Distinguir entre una tristeza pasajera y un trastorno depresivo no siempre resulta sencillo. Muchas personas utilizan ambos términos como si fueran sinónimos, pero los especialistas subrayan que existen diferencias importantes. Mientras la tristeza suele estar relacionada con un acontecimiento específico y permite experimentar momentos de bienestar, la depresión puede persistir incluso cuando no existe un motivo aparente y afectar distintas áreas de la vida.
La Organización Mundial de la Salud (OMS) describe la depresión como un trastorno mental caracterizado por un estado de ánimo deprimido o una pérdida de interés o placer en las actividades habituales durante al menos dos semanas. También puede presentarse con alteraciones del sueño, cambios en el apetito, dificultad para concentrarse, sensación de culpa, fatiga o sentimientos de desesperanza.
La psiquiatra Jessi Gold, profesora de Psiquiatría en la Universidad de Tennessee, explicó en una entrevista con The New York Times que una de las principales diferencias es el impacto que los síntomas tienen sobre la vida diaria. Según la especialista, cuando una persona deja de disfrutar actividades que antes le resultaban placenteras, tiene dificultades para cumplir con sus responsabilidades o experimenta un deterioro persistente en su funcionamiento, es recomendable buscar una evaluación profesional.
Aunque cada caso es diferente, existen algunas señales que merecen atención. La tristeza intensa que no mejora con el paso de las semanas, la pérdida de interés por las relaciones sociales, el aislamiento, los cambios importantes en el peso o el sueño, la falta de energía y la sensación de que todo esfuerzo resulta inútil pueden indicar que algo más está ocurriendo.
También es importante recordar que la depresión no siempre se manifiesta con llanto o abatimiento constante. Algunas personas presentan irritabilidad, molestias físicas sin una causa clara, dificultad para tomar decisiones o una sensación permanente de vacío. Estos síntomas pueden pasar desapercibidos, especialmente cuando quien los experimenta continúa cumpliendo con sus obligaciones diarias.

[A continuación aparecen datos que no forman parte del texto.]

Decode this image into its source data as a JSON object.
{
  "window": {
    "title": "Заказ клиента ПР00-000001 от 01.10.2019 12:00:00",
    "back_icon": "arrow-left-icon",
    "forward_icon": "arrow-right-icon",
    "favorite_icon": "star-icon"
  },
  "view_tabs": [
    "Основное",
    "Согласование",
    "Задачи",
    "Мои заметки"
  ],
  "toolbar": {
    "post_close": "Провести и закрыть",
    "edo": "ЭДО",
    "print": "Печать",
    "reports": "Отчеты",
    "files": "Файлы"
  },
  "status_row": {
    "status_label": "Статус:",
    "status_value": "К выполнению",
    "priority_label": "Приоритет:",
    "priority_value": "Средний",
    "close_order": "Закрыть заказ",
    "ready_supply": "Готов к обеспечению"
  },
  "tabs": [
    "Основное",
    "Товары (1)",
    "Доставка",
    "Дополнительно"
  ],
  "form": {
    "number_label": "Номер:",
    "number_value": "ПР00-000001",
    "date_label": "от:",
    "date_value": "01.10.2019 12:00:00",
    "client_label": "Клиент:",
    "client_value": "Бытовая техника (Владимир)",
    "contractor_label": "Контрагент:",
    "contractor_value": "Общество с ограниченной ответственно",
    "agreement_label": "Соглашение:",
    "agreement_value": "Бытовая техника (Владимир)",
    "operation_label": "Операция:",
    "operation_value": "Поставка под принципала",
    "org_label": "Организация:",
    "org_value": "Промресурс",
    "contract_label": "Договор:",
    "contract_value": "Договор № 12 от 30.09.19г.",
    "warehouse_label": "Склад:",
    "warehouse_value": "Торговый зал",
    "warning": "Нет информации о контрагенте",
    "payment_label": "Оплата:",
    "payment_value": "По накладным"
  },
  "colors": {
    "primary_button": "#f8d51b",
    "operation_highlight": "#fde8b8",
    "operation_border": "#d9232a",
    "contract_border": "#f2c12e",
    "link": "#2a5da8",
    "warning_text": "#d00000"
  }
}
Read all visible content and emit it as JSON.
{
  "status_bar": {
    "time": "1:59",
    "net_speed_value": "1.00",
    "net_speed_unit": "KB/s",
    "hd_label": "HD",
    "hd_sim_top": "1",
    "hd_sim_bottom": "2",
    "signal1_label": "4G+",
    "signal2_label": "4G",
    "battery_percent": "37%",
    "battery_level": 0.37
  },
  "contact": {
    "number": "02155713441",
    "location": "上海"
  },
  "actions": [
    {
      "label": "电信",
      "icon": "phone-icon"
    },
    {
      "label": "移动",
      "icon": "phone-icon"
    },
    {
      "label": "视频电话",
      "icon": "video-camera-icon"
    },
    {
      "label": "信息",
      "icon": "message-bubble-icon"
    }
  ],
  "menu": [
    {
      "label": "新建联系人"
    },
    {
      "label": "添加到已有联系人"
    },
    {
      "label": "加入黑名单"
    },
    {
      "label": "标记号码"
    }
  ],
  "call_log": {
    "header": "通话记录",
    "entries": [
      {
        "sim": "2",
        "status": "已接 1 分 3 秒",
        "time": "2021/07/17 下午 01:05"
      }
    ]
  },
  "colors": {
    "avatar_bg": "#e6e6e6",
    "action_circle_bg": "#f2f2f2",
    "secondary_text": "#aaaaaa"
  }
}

La psicóloga Vaile Wright, directora sénior de Innovación en Salud de la American Psychological Association (APA), señaló en declaraciones a CNN Health que la intensidad, la duración y el impacto de los síntomas son factores clave para diferenciar una emoción normal de un problema de salud mental. También destaca que recibir apoyo profesional de manera oportuna puede mejorar significativamente el pronóstico.
Pedir ayuda no significa debilidad ni incapacidad para afrontar los problemas. La depresión es una condición de salud que puede tratarse mediante diferentes enfoques, como la psicoterapia, los cambios en el estilo de vida y, en algunos casos, medicamentos indicados por un profesional. El tratamiento más adecuado dependerá de las necesidades de cada persona.
Si alguien expresa deseos de morir, habla sobre hacerse daño o muestra conductas que hagan pensar en un riesgo inmediato para su integridad, es fundamental buscar ayuda urgente y contactar a los servicios de emergencia o de salud mental disponibles en su comunidad. Actuar a tiempo puede salvar vidas.
Reconocer la diferencia entre una tristeza pasajera y la depresión es un primer paso para cuidar la salud mental. Escuchar las propias emociones, prestar atención a las señales de alerta y buscar apoyo cuando los síntomas persisten puede marcar una diferencia importante en el bienestar y en la calidad de vida.